PDA

View Full Version : Occasional server crash -- possible reasons


PeterNic
06-19-2009, 09:49 PM
We have identified two cases in which a server that is part of a grid may fail (hang or reboot). AppLogic restarts the appliances on other servers in order to recover the applications, but this still disrupts the app for a short time and breaks some volume mirrors.

Reason 1: observed primarily on servers that are loaded up with many small appliances, it is possible for the hypervisor to steal memory from the AppLogic kernel and I/O subsystem, leaving insufficient memory. Grid maintainers can verify the server logs to confirm whether this effect is being observed -- either before or following a server failure.

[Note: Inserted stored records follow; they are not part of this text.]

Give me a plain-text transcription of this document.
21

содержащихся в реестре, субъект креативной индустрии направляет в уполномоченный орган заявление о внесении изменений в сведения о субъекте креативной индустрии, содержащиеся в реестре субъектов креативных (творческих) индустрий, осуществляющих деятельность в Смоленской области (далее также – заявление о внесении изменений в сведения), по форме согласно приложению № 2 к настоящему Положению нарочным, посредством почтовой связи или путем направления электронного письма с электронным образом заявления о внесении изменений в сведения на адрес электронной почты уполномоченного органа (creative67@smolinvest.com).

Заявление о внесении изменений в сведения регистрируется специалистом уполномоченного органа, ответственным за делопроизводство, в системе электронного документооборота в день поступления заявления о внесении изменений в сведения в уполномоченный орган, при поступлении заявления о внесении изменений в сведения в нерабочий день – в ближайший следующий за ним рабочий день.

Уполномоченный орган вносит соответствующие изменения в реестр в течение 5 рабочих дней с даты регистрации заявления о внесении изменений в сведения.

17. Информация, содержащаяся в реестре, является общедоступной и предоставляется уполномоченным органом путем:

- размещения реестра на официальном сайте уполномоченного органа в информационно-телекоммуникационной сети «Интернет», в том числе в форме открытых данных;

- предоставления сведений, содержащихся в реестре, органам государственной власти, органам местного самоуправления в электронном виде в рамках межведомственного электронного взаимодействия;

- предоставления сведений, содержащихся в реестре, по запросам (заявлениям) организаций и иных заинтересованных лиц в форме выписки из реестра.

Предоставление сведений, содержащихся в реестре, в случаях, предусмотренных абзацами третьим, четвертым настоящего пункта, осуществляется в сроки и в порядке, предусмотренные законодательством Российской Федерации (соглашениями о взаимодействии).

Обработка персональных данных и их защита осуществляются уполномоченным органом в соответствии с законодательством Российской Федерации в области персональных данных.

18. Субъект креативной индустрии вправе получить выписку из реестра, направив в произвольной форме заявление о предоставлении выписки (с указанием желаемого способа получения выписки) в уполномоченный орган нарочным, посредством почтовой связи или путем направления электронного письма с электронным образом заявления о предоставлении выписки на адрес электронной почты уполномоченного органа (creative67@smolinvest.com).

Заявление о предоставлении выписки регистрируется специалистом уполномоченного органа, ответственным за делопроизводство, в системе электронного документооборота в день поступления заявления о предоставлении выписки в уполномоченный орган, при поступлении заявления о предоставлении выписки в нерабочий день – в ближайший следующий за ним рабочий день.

Reason 2: certain hotfixes replace the hypervisor and may, as a side effect revert the memory allocation for the AppLogic kernel and I/O subsystem from 384M / 512M to 256M (hypervisor's default). This is easy to check -- maintainers can see 'cat /proc/meminfo' at MemTotal, as well as compare/check the /etc/grub.conf for the dom0 size in the Xen command line. (It is also easy to fix -- use aldo set <grid> dom0_vm_mb=XXX, where XXX is the desired value -- usually 384 for AppLogic 2.1/2.2 and 512 for AppLogic 2.4+).

These problems are quite rare in most systems. If you suspect this may affect your system, please contact your service provider (for VPDC and other service users) or our helpdesk (for licensees).

We will post hotfix information as hotfixes for these issues are prepared.


Regards,
-- Peter

PeterNic
06-24-2009, 09:00 AM
The following hotfixes cause the issue listed at Reason 2 above:

AppLogic 2.4.7/2.4.8: hf2841 is now recalled

AppLogic 2.1.1: hf2114 and e2365 are now recalled (hf2114 is OK if installed as a distro hotfix, the problem occurs only when the hotfix is installed on an already existing grid)


We have reviewed the grid version reports and there were very few grids affected; the customers are being notified.

Best regards,
-- Peter